A graphic equaliser offers much more precision and control over individual frequency bands, making it ideal for detailed adjustments. In contrast, a Baxandall EQ is simpler, providing broad, smooth adjustments over the low and high ends of the spectrum, which is ideal for general tone shaping rather than detailed corrective work. While a graphic EQ is often used in professional audio settings, a Baxandall EQ is known for its musicality and is favoured for its natural, transparent sound.
DBX continues to produce a range of graphic equalisers, which are mainly used in live sound systems to correct room acoustics and address problematic frequencies in the various venues on a tour.
Pultec Equalisers
The Pultec equaliser is renowned for its distinctive sound and simplicity, making it a favourite in both vintage and modern studio settings. It stands out not only for its unique circuit design but also for the musicality and warmth it imparts to audio, even without significant EQ adjustments. Let’s dive into what makes it so special and how it differs from a Baxandall and graphic equaliser.
The Pultec EQ’s passive circuit design relies on inductors, capacitors, and resistors to shape the frequency response, rather than using an active amplifier to boost frequencies. This passive approach results in minimal phase distortion, giving the EQ a natural and musical sound. Many engineers are drawn to the Pultec for the warmth it imparts to audio, even when no significant boosting or cutting is applied. This characteristic warmth comes from the interaction between the EQ’s passive components and the valve (tube) amplifier that follows, which adds harmonic richness and smoothness.
One of the Pultec EQ’s standout features is its ability to simultaneously boost and cut the same frequency, particularly in the low end. This allows the EQ to boost a broad range while cutting a narrower band, resulting in a controlled yet full low-end sound. This technique helps tighten up the bass while still maintaining its warmth and size.
The controls of a Pultec EQ, such as the EQP-1A, are simple but highly effective. With basic bass and treble sections for boosting and cutting, alongside additional high-frequency controls for bandwidth and boosting, it delivers smooth, musical results far greater than its straightforward design suggests. Lastly, the Pultec is praised for its smooth handling of high frequencies. It can boost the treble in a transparent and gentle way, avoiding the harshness that can be introduced by other equalisers, resulting in a clean, refined high-end response.
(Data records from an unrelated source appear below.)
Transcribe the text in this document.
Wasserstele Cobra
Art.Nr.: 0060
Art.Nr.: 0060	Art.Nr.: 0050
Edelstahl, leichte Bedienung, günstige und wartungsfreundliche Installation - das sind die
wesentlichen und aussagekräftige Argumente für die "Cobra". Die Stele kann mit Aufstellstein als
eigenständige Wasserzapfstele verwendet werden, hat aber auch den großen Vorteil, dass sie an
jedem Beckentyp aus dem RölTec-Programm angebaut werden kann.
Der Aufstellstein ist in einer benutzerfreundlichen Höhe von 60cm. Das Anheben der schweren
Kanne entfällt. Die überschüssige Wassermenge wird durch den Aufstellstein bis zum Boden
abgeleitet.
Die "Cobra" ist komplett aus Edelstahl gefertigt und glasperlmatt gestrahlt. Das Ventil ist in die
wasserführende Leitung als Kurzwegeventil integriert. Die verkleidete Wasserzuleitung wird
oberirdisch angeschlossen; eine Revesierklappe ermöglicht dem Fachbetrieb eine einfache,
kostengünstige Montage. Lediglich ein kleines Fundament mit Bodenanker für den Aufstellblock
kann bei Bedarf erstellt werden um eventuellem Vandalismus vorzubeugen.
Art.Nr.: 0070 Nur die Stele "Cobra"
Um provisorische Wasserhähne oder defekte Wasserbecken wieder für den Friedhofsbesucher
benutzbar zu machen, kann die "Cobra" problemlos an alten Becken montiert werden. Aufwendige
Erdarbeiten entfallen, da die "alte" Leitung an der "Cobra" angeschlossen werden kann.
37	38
In terms of control and frequency range, the Pultec EQ offers a more selective and musical approach with fewer controls. Its bass and treble bands are focused on broad tonal shaping, and it’s famous for allowing simultaneous boosting and cutting in the low-end, which is more about tonal enhancement than precision adjustments. The Baxandall EQ is also designed for broad and smooth tonal shaping, but it typically features fixed bass and treble shelves, making it less flexible than the Pultec. It’s excellent for overall tone adjustments but lacks the Pultec’s unique ability to boost and cut at the same time. Meanwhile, the graphic EQ provides the most detailed control with individual sliders for fixed frequency bands. It’s built for precision, enabling fine adjustments across specific frequency ranges, unlike the broader approaches of the Pultec and Baxandall.
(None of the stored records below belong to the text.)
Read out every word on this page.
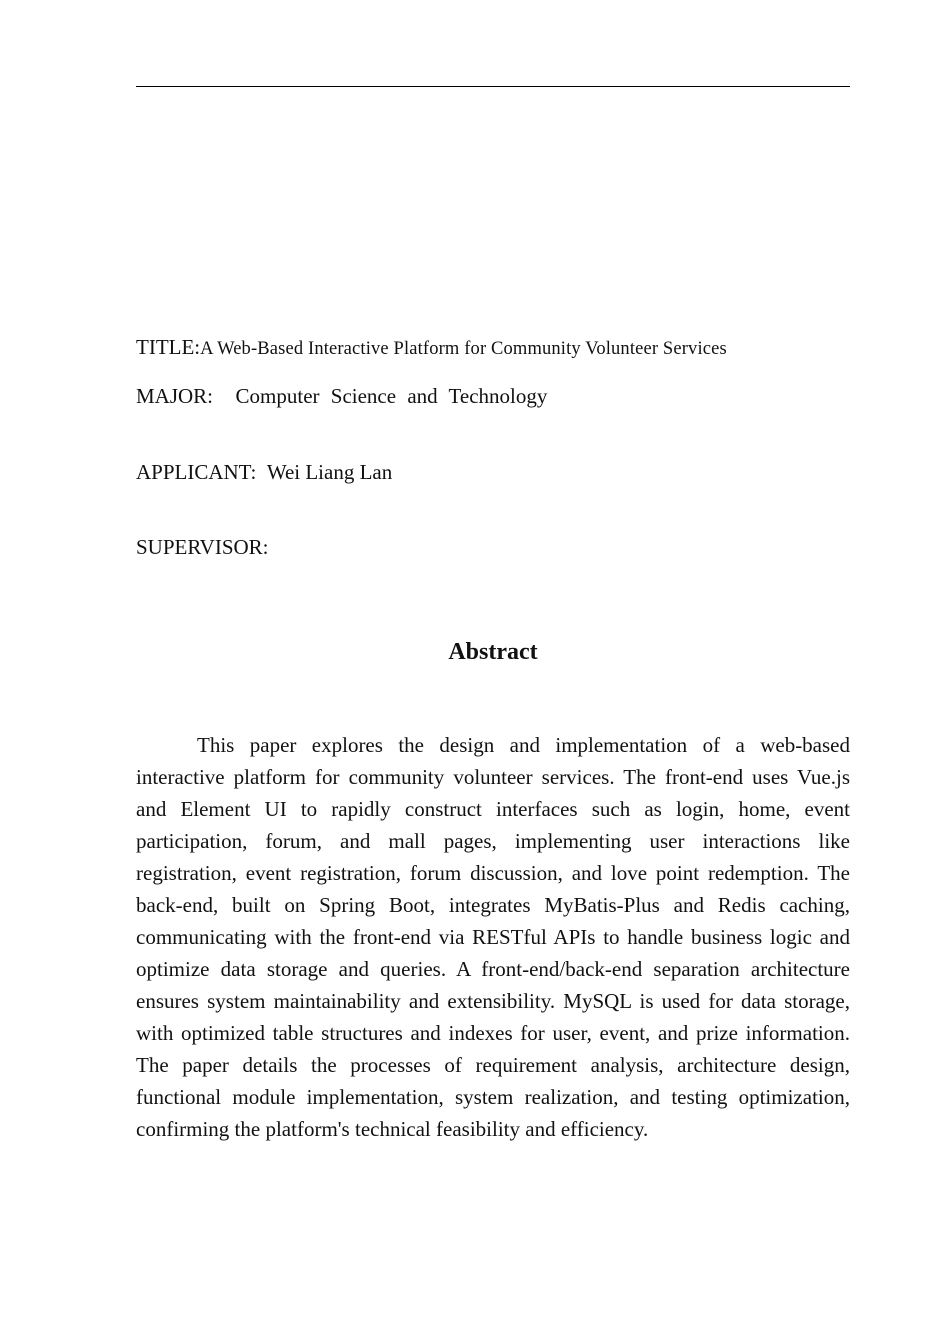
TITLE:A Web-Based Interactive Platform for Community Volunteer Services
MAJOR: Computer Science and Technology
APPLICANT: Wei Liang Lan
SUPERVISOR:
Abstract

This paper explores the design and implementation of a web-based interactive platform for community volunteer services. The front-end uses Vue.js and Element UI to rapidly construct interfaces such as login, home, event participation, forum, and mall pages, implementing user interactions like registration, event registration, forum discussion, and love point redemption. The back-end, built on Spring Boot, integrates MyBatis-Plus and Redis caching, communicating with the front-end via RESTful APIs to handle business logic and optimize data storage and queries. A front-end/back-end separation architecture ensures system maintainability and extensibility. MySQL is used for data storage, with optimized table structures and indexes for user, event, and prize information. The paper details the processes of requirement analysis, architecture design, functional module implementation, system realization, and testing optimization, confirming the platform's technical feasibility and efficiency.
Regarding tone and character, the Pultec EQ is known for adding warmth, depth, and a pleasing tonal quality, even without much boosting or cutting. The valve circuitry in many Pultec units contributes to its rich and smooth sound, making it ideal for enhancing the overall tone of a mix. The Baxandall EQ, while also smooth and musical, doesn’t provide the same degree of warmth or character as the Pultec. It’s more transparent and clean, typically used in consumer audio systems or for general tone shaping. On the other hand, a graphic EQ doesn’t add any inherent tone or character. It’s neutral and functional, designed for precision and mainly used for corrective purposes like dealing with room acoustics in live sound.
In terms of use cases, the Pultec EQ is primarily found in studio settings for mixing and mastering, where its tonal enhancement abilities are valued for adding warmth and colour to individual tracks or entire mixes. The Baxandall EQ is commonly used in hi-fi audio systems or as a broad tone control in mixing, where it provides smooth, musical adjustments without precise frequency control. It’s ideal for sweetening the overall sound but not suited for pinpoint accuracy. A graphic EQ is most often used in live sound and studio environments when detailed, corrective EQ is needed. It’s perfect for addressing specific problem frequencies or fine-tuning a mix’s overall balance, but it’s not typically used for tonal enhancement.
As for sonic transparency, the Pultec EQ is known for adding warmth and character to the sound, which is part of its appeal. It’s not transparent, but that’s why it’s highly regarded in music production. The Baxandall EQ is known for its transparency and smoothness, making it ideal for broad adjustments without colouring the sound too much. A graphic equaliser, meanwhile, is neutral and transparent by design, focusing on precision without adding warmth or character to the sound.
The Pultec equaliser is revered for its ability to add warmth, depth, and smooth tonal enhancement to audio, with its unique design allowing for both broad adjustments and musical shaping of frequencies. It differs from the Baxandall EQ in that it provides more character and flexibility, especially with its ability to simultaneously boost and cut frequencies. Compared to a graphic equaliser, the Pultec is far less precise but is unmatched in its ability to enhance the tone musically, whereas the graphic EQ is best for detailed, corrective work. Each EQ serves its own unique purpose, but the Pultec stands out for its musicality and sonic character.
Pultec equalisers are still widely used around the world, not for their precision in tone shaping, but for the unique character they bring, adding a musical quality to the sound with every adjustment.
Parametric Equalisers
A parametric equaliser differs from a Baxandall, graphic, and Pultec equaliser in several key ways, particularly in terms of control, flexibility, and the kind of tone shaping they provide. Here’s a detailed comparison of how each type of EQ works and what makes them unique.
Parametric equalisers are highly versatile, allowing you to adjust any frequency with precision, making them ideal for both corrective and creative applications. You can shape the sound with extreme accuracy, focusing on just the frequencies that need attention. Parametric equalisers are commonly used in studio settings, mixing, and mastering, where detailed frequency adjustments are needed. They are favoured for their precision and ability to address problem frequencies while preserving the overall sound quality.
The 'Q' Factor (aka Bandwidth)
Visualising the Q-factor is key to understanding the power of a parametric equaliser. Below are examples of a standard Q, a broad Q, and a narrow Q, demonstrating how the Q control influences the frequencies around the selected frequency, in this case, 500Hz.
Standard Q
Broad Q
Narrow Q
The highly regarded Maselec MEA-2 is clearly a descendant of the ITI MES-430 Parametric Equaliser.
Parametric Equalisers, the king of tone shaping.
A parametric equaliser offers the most precise and detailed control, making it perfect for surgical tone shaping and corrective EQ. A Baxandall equaliser is designed for broad, smooth tonal adjustments, particularly in the bass and treble ranges. A graphic equaliser is useful for quick adjustments across multiple fixed frequency bands, typically in live sound environments. Finally, a Pultec equaliser stands out for its unique ability to shape tone in a musical and characterful way, adding warmth and richness, even with relatively simple controls. The term “surgical” perfectly captures the precision a parametric equaliser offers for tone shaping, making it ideal not only for mastering, where it truly shines, but also for tracking, where pinpoint corrections are essential for achieving the perfect guitar tone or vocal recording.